Eighteen year old Iboro Johnson is one of the first girls to own land in Ikot Akama. She is so excited and has high hopes.
“When my father decided he was going to share land to his daughters, his friends warned him against it, saying that the land will end up in the hands of a stranger, my future husband. I am very proud of my father and I am happy that men in our village understand that a girl is as important as a boy” she said.
Iboro hopes to be a lawyer in future and plans to lease her land to raise funds for school. When asked why she wants to be a lawyer, her answer was: “So I can help my family and make sure all women are treated with respect.”
In Ikot Akama, women were not just nominated into the village council, they now participate actively and are given opportunity to share their experiences and perspectives, which are heard and respected accordingly.

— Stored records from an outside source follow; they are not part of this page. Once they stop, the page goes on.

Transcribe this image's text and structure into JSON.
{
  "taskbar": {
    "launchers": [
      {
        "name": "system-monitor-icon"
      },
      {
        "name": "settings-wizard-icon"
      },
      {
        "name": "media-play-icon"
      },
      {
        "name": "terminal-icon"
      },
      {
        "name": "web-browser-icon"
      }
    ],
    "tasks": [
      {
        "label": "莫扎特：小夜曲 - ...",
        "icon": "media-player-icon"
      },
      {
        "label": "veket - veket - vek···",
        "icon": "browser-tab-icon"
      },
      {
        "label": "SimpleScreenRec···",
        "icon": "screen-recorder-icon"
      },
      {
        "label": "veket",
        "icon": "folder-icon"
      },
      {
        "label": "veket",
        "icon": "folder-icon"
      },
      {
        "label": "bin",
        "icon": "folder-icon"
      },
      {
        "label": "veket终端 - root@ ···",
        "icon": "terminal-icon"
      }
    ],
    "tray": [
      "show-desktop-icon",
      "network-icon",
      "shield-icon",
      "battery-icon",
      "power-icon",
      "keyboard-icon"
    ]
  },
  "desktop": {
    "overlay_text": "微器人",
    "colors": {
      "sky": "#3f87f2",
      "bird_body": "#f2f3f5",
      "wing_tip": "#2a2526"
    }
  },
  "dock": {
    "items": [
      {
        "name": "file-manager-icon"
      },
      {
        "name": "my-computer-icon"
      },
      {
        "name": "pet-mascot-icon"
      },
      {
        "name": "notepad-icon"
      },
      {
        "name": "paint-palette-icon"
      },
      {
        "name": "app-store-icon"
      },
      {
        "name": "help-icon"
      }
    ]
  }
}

Esther Umoette, a female member of the village council for the past two years, commented: “Our group has already been recognised by the village council, which is a huge achievement.
“Even though we may not be able to change some traditions right away, we at least do have a voice now. I remember from time that the village council decided everything for us, from personal to community issues. They naturally decide when the villagers would harvest palm kernel fruits from their farmlands at such seating.

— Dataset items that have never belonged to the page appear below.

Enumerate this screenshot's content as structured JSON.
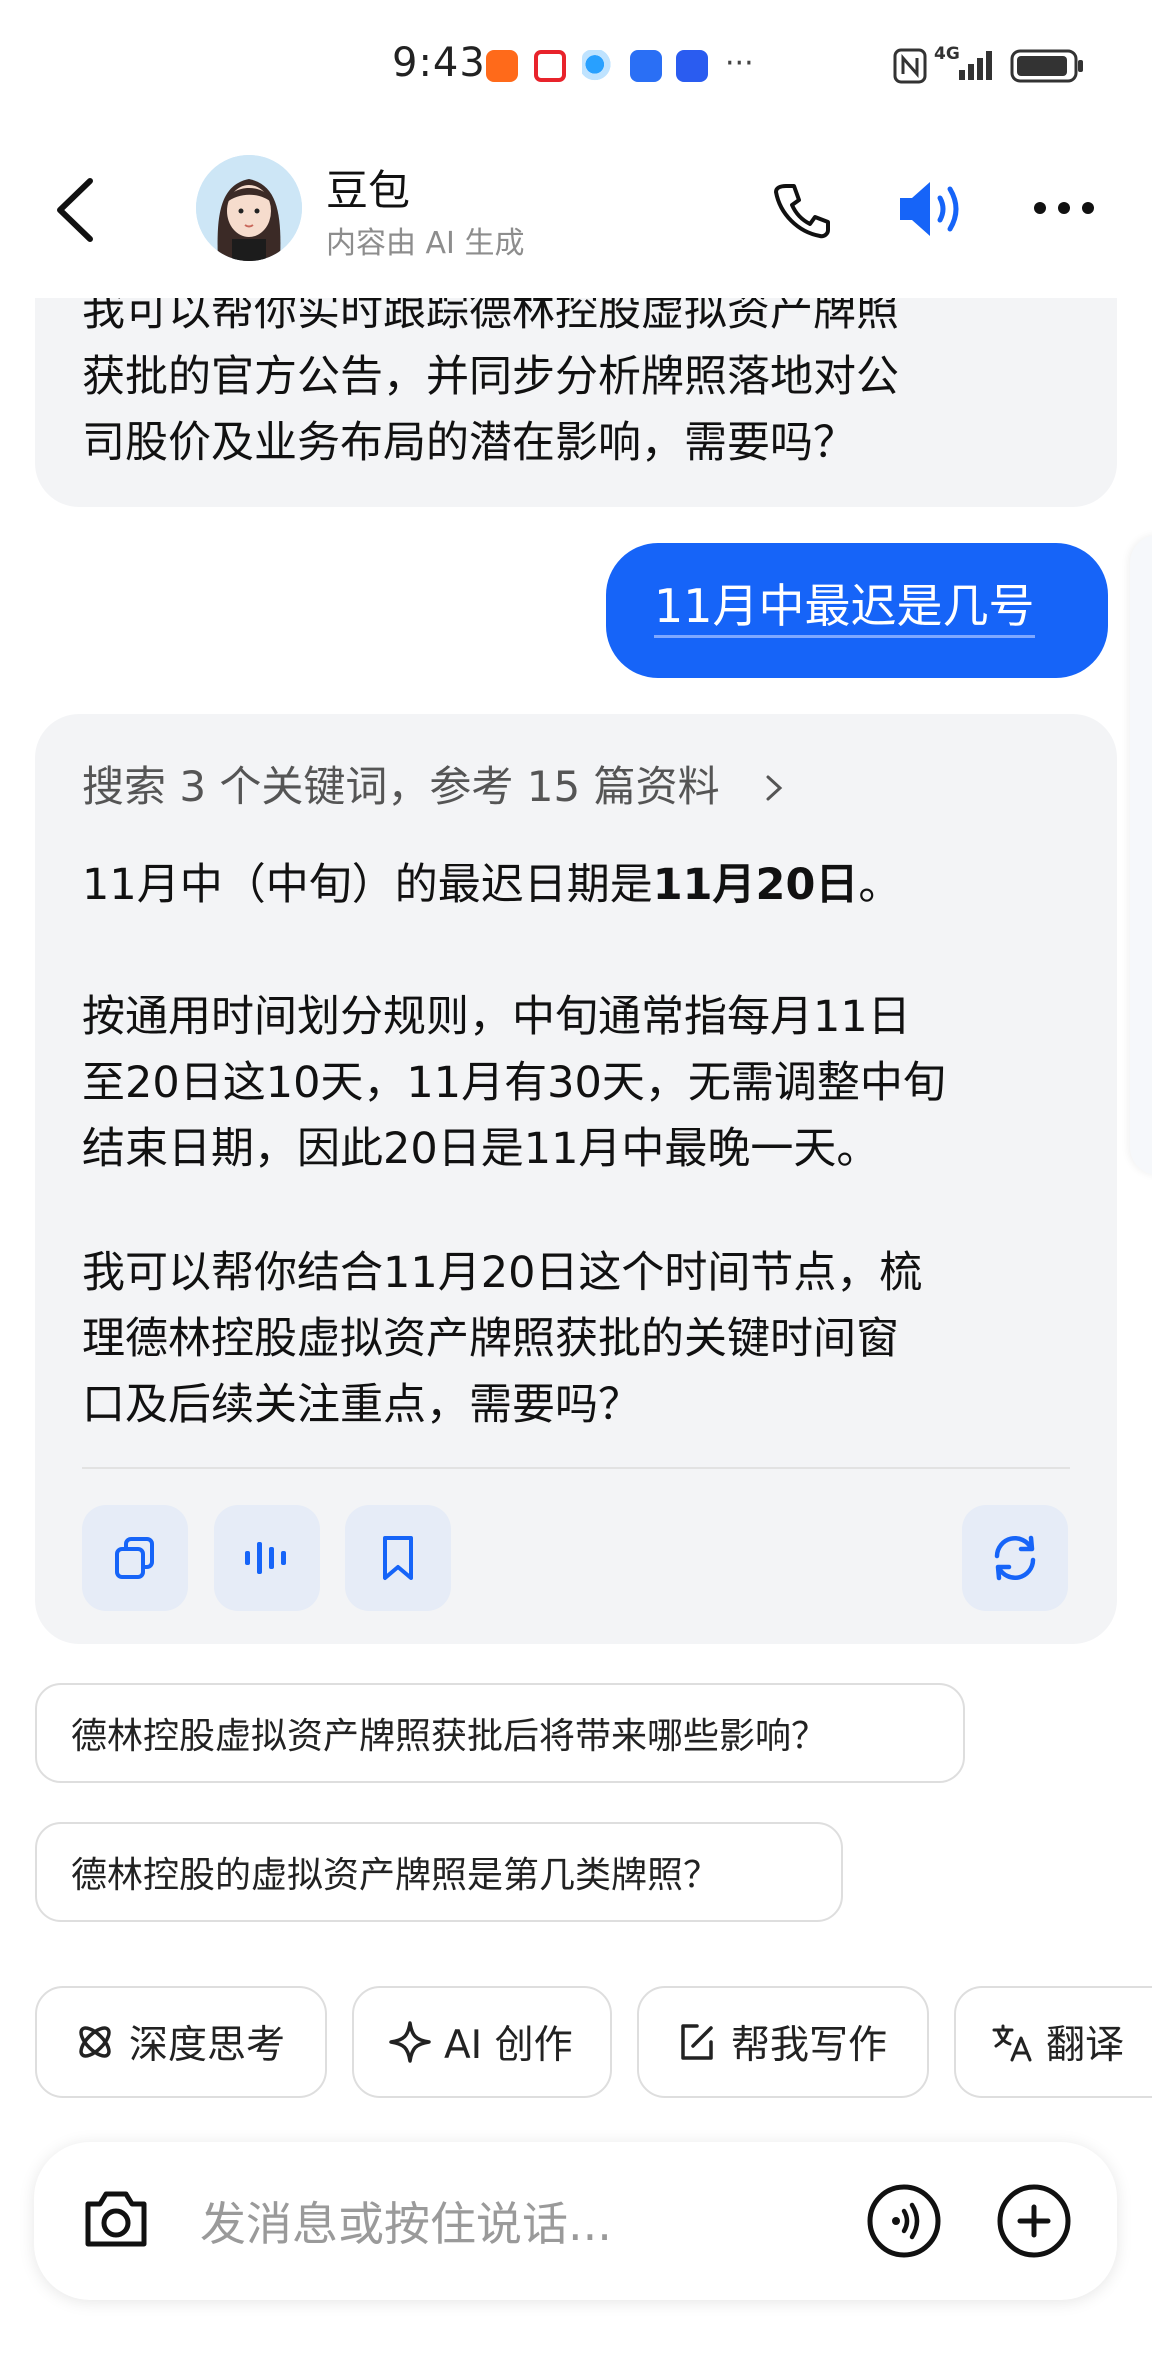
{
  "status_bar": {
    "time": "9:43",
    "notification_icons": [
      "shopping-app-icon",
      "red-app-icon",
      "browser-app-icon",
      "blue-app-icon",
      "news-app-icon"
    ],
    "more": "···",
    "network": "4G"
  },
  "header": {
    "bot_name": "豆包",
    "subtitle": "内容由 AI 生成"
  },
  "messages": {
    "prev_ai_lines": [
      "我可以帮你实时跟踪德林控股虚拟资产牌照",
      "获批的官方公告，并同步分析牌照落地对公",
      "司股价及业务布局的潜在影响，需要吗？"
    ],
    "user_message": "11月中最迟是几号",
    "search_summary": "搜索 3 个关键词，参考 15 篇资料",
    "answer_p1_prefix": "11月中（中旬）的最迟日期是",
    "answer_p1_bold": "11月20日",
    "answer_p1_suffix": "。",
    "answer_p2_lines": [
      "按通用时间划分规则，中旬通常指每月11日",
      "至20日这10天，11月有30天，无需调整中旬",
      "结束日期，因此20日是11月中最晚一天。"
    ],
    "answer_p3_lines": [
      "我可以帮你结合11月20日这个时间节点，梳",
      "理德林控股虚拟资产牌照获批的关键时间窗",
      "口及后续关注重点，需要吗？"
    ]
  },
  "suggestions": [
    "德林控股虚拟资产牌照获批后将带来哪些影响？",
    "德林控股的虚拟资产牌照是第几类牌照？"
  ],
  "chips": [
    {
      "label": "深度思考",
      "icon": "atom-icon"
    },
    {
      "label": "AI 创作",
      "icon": "sparkle-icon"
    },
    {
      "label": "帮我写作",
      "icon": "edit-icon"
    },
    {
      "label": "翻译",
      "icon": "translate-icon"
    }
  ],
  "input": {
    "placeholder": "发消息或按住说话..."
  },
  "colors": {
    "accent": "#1664f8",
    "bubble_gray": "#f3f4f6",
    "action_bg": "#e6ecf7"
  }
}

“Oil palm is the most important income generating produce from our area and the women as well as the men depend on the sale of the palm oil, kernel oil, kernel meal or even the kernel fruits for some sustaining income, therefore everyone anticipates with great hope the declaration of harvesting days.”
According to tradition it is a taboo to lay hands on the palm fruits before it is declared fit for harvest by the village leaders. However, when harvesting days and time are declared by the village council it was often at time when it clashed with women attending markets, being engaged in joint events at church, or having gone to different farmlands. Therefore only the men got to know the right days and time.
They would quickly book the few available expert palm fruits harvesters and arrange to cut down the biggest and most juicy palm fruits, while women lost out from enjoying a greater part of the harvest at the end of the day. There are many other such practices against women in different communities.
On the current situation in her village, Esther smiled with an air of excitement and stated: “We are really happy now, because currently we can speak as women in Ikot Akama and what we say is being considered by the village head and other council members.
“This has made it possible to change and negotiate the days selected for harvesting palm kernel fruits in our community last year to days that are suitable for us women to participate fully. We now have equal opportunity to participate in the palm fruits harvesting. However money to bid for more harvesters is not really there, we are trying and will continue. This was made possible by the active involvement of women in the village executive council meetings.”
Increasing numbers of women are joining the women’s group in Ikot Akama community, knowing that together they can make other changes happen.
They are proudly sharing their success stories with other women to stimulate thinking and popular action. The challenges ahead however are still enormous. Even in Ikot Akama, there are still pockets of resistance and slow cooperation.
We are just beginning and the community is one of numerous villages where disempowering and discriminatory practices against women still thrive.
So much more needs to be done about promoting and protecting the rights of women. Nigeria is a signatory to many international and regional charters aimed at ending violence and elimination of discrimination against women and girls. T
These charters must leave the shelves and get into the towns and villages to aid groups like the women of Ikot Akama.